Growth network models with random number of attached links

Abstract

In the process of many real networks’ growth, each new node joins a few existing nodes, the number of which is unknown in advance. However, classical network growth models assume that the number of nodes to which each newborn node links is constant. In this regard, the main research question of this paper is as follows: how do structural properties of networks generated in accordance with growth models with random number of attached links, change (in comparison with networks with a constant number of attached links)? In this paper, we restrict our analysis to the two growth network models: the Barabási–Albert (BA) model and the triadic closure (TC) model. However, both in the BA and in the TC models the number of links attached to each new node of the network is constant on every iteration, which is not quite realistic. In this paper we extend both the BA and the TC models by allowing the number of newly added links to be random, under some mild assumptions on its distribution law.
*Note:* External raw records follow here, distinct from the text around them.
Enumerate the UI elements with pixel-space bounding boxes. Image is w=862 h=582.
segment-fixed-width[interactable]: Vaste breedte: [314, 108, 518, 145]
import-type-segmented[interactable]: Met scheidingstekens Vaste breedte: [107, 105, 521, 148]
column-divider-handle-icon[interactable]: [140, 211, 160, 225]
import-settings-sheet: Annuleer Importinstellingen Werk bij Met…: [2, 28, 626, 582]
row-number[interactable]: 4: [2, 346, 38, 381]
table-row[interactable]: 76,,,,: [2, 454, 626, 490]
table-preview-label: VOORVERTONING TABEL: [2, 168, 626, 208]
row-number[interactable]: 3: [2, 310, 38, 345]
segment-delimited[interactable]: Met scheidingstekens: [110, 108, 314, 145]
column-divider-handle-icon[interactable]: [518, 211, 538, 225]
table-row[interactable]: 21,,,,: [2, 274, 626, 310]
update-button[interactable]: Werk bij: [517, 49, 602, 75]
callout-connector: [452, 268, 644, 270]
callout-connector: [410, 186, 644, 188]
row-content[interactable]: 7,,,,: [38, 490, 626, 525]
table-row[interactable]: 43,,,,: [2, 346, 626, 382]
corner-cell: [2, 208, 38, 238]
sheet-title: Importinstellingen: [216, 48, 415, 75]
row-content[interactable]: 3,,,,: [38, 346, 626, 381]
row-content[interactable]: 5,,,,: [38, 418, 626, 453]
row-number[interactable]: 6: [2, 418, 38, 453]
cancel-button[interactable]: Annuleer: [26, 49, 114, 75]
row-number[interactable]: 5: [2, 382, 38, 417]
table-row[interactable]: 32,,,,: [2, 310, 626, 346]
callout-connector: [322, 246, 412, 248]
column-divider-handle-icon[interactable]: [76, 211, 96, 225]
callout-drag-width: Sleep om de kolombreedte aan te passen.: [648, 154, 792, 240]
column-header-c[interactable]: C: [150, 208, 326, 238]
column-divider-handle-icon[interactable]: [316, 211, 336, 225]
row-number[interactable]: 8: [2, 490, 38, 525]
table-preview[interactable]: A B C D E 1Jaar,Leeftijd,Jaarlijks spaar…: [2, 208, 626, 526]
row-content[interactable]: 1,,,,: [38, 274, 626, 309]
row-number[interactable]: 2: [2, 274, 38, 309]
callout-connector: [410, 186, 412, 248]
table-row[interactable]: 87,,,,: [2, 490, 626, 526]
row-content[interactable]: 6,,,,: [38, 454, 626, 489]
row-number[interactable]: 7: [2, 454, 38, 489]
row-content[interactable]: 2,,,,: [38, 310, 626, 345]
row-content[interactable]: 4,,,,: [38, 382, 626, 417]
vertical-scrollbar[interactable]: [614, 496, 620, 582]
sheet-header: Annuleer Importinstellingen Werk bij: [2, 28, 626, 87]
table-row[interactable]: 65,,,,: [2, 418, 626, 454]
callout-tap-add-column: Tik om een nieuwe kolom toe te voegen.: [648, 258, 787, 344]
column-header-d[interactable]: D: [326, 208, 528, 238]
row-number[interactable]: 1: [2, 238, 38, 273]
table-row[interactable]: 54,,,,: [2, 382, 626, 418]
We examine the geometric properties of networks generated by the proposed models analytically and empirically to show that their properties differ from those of the classical BA and TC models. In particular, while the degree distributions of the generated networks follow the power law, their exponents vary depending on the thickness of the tail of the distribution that generates the number of attached links, and may differ significantly from the value of the corresponding exponent γ=−3 for the networks generated by the classical BA and TC model. The ‘random’ versions of models have a useful feature: they are capable of creating new nodes with a high degree at any iteration. This greatly distinguishes them from classical models, in which the nodes that appeared in the early iterations gain a significant advantage. The property of the proposed model, associated with the possibility of late arrivals to receive a random number of neighbors (which can be arbitrarily large), seems to be capable to simulate the temporal behavior of real networks in a more realistic way.